Let's say you're getting - normally, you would get 10 to 20 consults. Now you're getting 25 to 30 texts overnight, and only out of the 30 people, maybe 20 of them you actually needed to know about. [...] I started to see the pager as a way where it puts the person receiving the page in control of the communication.

That's the P in RHIP. By turning their phones off, doctors had the ability to control what they could be disrupted about, knowing that the pager would be used for really important stuff. Even when they were paged, they could decide when to call someone back. This went away with the app-based workflows, and would let the sender know if the on-call person had seen the message. This increased the demands on their attention.

During the experiment, residents started just flat out ignoring the app. The ER doctors only had the power to disrupt residents if the residents allowed it to happen:

At the end of the pilot program, when the three months were up, Mary and Toph got back all the data, and they were surprised to learn that their project had failed. Their big goal, you know, to use this efficient new communication technology to get their patients treated faster in the emergency room - none of that happened. [...] There was no statistically significant change in how long patients were spending in the ER.

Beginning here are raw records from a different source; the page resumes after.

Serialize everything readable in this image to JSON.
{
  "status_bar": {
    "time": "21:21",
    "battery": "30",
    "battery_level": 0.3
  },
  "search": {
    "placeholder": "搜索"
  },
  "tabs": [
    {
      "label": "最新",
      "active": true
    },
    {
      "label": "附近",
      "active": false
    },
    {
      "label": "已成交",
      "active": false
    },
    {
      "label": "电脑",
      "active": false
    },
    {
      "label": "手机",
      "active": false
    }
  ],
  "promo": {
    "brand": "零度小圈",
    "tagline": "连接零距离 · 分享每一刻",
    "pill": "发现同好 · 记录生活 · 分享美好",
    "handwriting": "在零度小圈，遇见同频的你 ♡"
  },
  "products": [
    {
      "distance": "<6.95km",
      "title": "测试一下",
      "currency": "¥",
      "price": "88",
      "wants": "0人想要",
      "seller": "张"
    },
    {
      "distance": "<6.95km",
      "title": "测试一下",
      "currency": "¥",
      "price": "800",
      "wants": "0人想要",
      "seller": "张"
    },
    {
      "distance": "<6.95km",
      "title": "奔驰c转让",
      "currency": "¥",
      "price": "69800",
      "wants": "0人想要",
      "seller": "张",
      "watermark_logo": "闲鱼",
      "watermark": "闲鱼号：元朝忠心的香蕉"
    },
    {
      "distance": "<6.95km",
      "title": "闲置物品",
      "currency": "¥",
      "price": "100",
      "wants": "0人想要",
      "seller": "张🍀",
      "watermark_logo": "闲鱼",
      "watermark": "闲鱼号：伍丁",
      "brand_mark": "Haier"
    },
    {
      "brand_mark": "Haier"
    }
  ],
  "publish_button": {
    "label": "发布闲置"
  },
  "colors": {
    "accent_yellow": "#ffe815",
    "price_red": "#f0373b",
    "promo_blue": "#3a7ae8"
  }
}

Mercer and Peabody looked at the data, and it's not even that the app was or wasn't effective—it was just not being used: "By the end of the pilot program, traffic on the app had gone down 50%." The interviewers at NPR already do a perfect conclusion so I'll quote it directly:

For Mary and Toph, the moral of the story is, no matter how great a technology might be, how you implement that technology matters because even the shiniest new technology comes with some drawbacks. It might introduce new risks or disrupt old habits or call people's identities into question or maybe change the power dynamic in an organization. Now, any of these drawbacks can be overcome, so long as you do a good enough job of rolling out the new technology. Do what you can to foresee the drawbacks, and figure out ways to address them ahead of time.

[O]ne of the biggest unforeseen drawbacks was this paradox of increased communication. But sometimes having more communication doesn't improve communication, that it can just make people feel more powerless.

Overall, I found the RHIP framework to be really interesting as a way to frame the whole thing.